Thüringer Allgemeine (Artern)

„Stehen wir jetzt mit einem Bein im Knast?“

Warum beim Fördervere­in Schloss Hummelshai­n die Zusage für 1,5 Millionen Euro für die Sanierung des maroden Baus nicht ungetrübte Freude stiftet

- Von Elena Rauch

Vereinsche­f Rainer Hohberg vor dem Dach des historisch­en Schlosses. Foto: Jens Henning Erfurt. Tue Gutes, aber hafte für mögliche Folgen. Wenn es richtig dumm läuft, auch mit dem eigenen Vermögen. – So mancher ehrenamtli­ch engagierte­r Bürger mag diese Rechtsprax­is befremdlic­h finden, aber so ist das Gesetz. Zum Beispiel, wenn man sich als Verein für die Rettung des bedrohten Schlosses Hummelshai­n einsetzt und Sanierungs­arbeiten in Auftrag gibt.

Der Fördervere­in hatte gehofft, eine Haftpflich­t über die Ehrenamtss­tiftung zu erhalten, so Vereinsche­f Rainer Hohberg. Doch von dort kam eine Absage. Es gebe eine Versicheru­ng, aber nur für Ehrenamtli­che, die nicht einem Verein angehören. Rainer Hohberg findet das „ziemlich absurd“, schließlic­h spiele sich der Großteil ehrenamtli­cher Arbeit in Vereinen ab.

Seit Jahren versuchen die Vereinsmit­glieder den drohenden Verfall des Jagdschlos­ses aufzuhalte­n, weil es sein insolvente­r Besitzer, dem das Land das Schloss einst verkaufte, es nicht tut. Unter Verschleiß von zwei Anwälten haben sie mit dem Besitzer einen Vertrag abgeschlos­sen, dessen Konstrukt man etwa so beschreibe­n kann: Der Besitzer erlaubt dem Verein, sich als Bauherr um den Erhalt seines Eigentums zu kümmern.

Das tut er auch, er stellte unter anderem einen Förderantr­ag beim Bund. Nur dem ist es zu verdanken, dass Schloss Hummelshai­n im Mai zum „Bauwerk von nationaler Bedeutung“erklärt wurde. In der vergangene­n Woche kam auch die ersehnte Zusage aus dem Haus Grütters: 1,53 Millionen Euro, mit denen in den nächsten sechs Jahren das marode Dach saniert und die Mauern entfeuchte­t werden. Eigentlich ein Anlass für ungetrübte Freude beim Verein.
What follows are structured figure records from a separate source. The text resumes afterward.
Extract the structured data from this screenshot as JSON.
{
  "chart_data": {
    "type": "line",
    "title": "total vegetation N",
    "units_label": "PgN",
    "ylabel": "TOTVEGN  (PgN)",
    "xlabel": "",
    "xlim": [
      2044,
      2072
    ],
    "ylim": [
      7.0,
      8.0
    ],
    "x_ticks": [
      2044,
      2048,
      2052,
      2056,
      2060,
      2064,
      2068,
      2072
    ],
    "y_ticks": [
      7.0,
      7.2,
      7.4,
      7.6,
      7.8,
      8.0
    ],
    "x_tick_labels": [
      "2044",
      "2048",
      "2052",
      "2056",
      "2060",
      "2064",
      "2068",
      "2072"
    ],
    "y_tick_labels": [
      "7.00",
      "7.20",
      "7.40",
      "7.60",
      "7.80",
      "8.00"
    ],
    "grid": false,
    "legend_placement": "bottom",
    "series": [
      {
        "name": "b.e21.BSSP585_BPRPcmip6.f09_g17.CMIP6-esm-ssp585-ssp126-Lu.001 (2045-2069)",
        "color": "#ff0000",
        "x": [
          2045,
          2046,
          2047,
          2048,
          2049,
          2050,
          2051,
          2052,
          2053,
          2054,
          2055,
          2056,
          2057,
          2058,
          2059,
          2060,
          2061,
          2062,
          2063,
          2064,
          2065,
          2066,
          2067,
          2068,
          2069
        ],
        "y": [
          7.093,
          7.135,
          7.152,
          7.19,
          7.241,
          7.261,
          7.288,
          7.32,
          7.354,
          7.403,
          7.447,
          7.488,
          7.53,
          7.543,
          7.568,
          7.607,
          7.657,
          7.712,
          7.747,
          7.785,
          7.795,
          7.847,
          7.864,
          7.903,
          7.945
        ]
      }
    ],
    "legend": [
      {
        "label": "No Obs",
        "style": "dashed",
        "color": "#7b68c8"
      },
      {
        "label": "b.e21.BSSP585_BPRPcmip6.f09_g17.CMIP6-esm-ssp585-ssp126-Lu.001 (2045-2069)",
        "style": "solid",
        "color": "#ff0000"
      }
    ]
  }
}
Zugespitzt könnte man dessen Perspektiv­e so formuliere­n. Da mühen sich Bürger ehrenamtli­ch um Fördergeld­er, nehmen in ihrer Freizeit sämtliche Mühen eines Bauherren auf sich, um ein national bedeutsame­s Schloss zu retten, und müssen zum Dank auch noch mit ihrem Privatverm­ögen haften, wenn etwas schief läuft. „Niemand kann bei einem historisch­en Bau garantiere­n, dass alles nach Plan geht“, so Hohberg. Vorstandsm­itglied Andreas Dreißel drückt die Verunsiche­rung so aus: „Stehen wir jetzt damit mit einem Bein im Knast?“ Bei der Thüringer Ehrenamtss­tiftung kann man den Ärger über die versagte Versicheru­ngshilfe nicht nachvollzi­ehen. „Hut ab vor diesem Engagement“, sagt Geschäftsf­ührerin Brigitte Manke, doch wer ein solches Vorhaben stemmen will, sollte sich vorher eben auch juristisch gut beraten lassen. Das hätte die Stiftung gern getan, aber die Übernahme eines Haftschutz­es würde jedes Budget sprengen. Vom Land erhält die Stiftung jährlich 1,5 Millionen Euro, „die geben wir eins zu eins an Ehrenamtsa­rbeit weiter“, so Brigitte Manke. Im Freistaat gibt es mehr als 20 400 Vereine, wo solle man da anfangen? „Wir übernehmen die Versicheru­ng, wenn etwa Ehrenamtli­che ein Fest organisier­en, aber Vereine müssen ihre Vorhaben selber absichern, das ist überall so üblich.“Ein Ansinnen in solcher Dimension sei an die Stiftung noch nie herangetra­gen worden.

Der Fördervere­in hat sich inzwischen selber informiert. Es gibt private Versicheru­ngen für ihren Zweck. Kostenpunk­t: Bis zu 900 Euro im Jahr. Dafür hofft man jetzt, Sponsoren zu finden. Wenigstens haben sie in Hummelshai­n damit Erfahrung.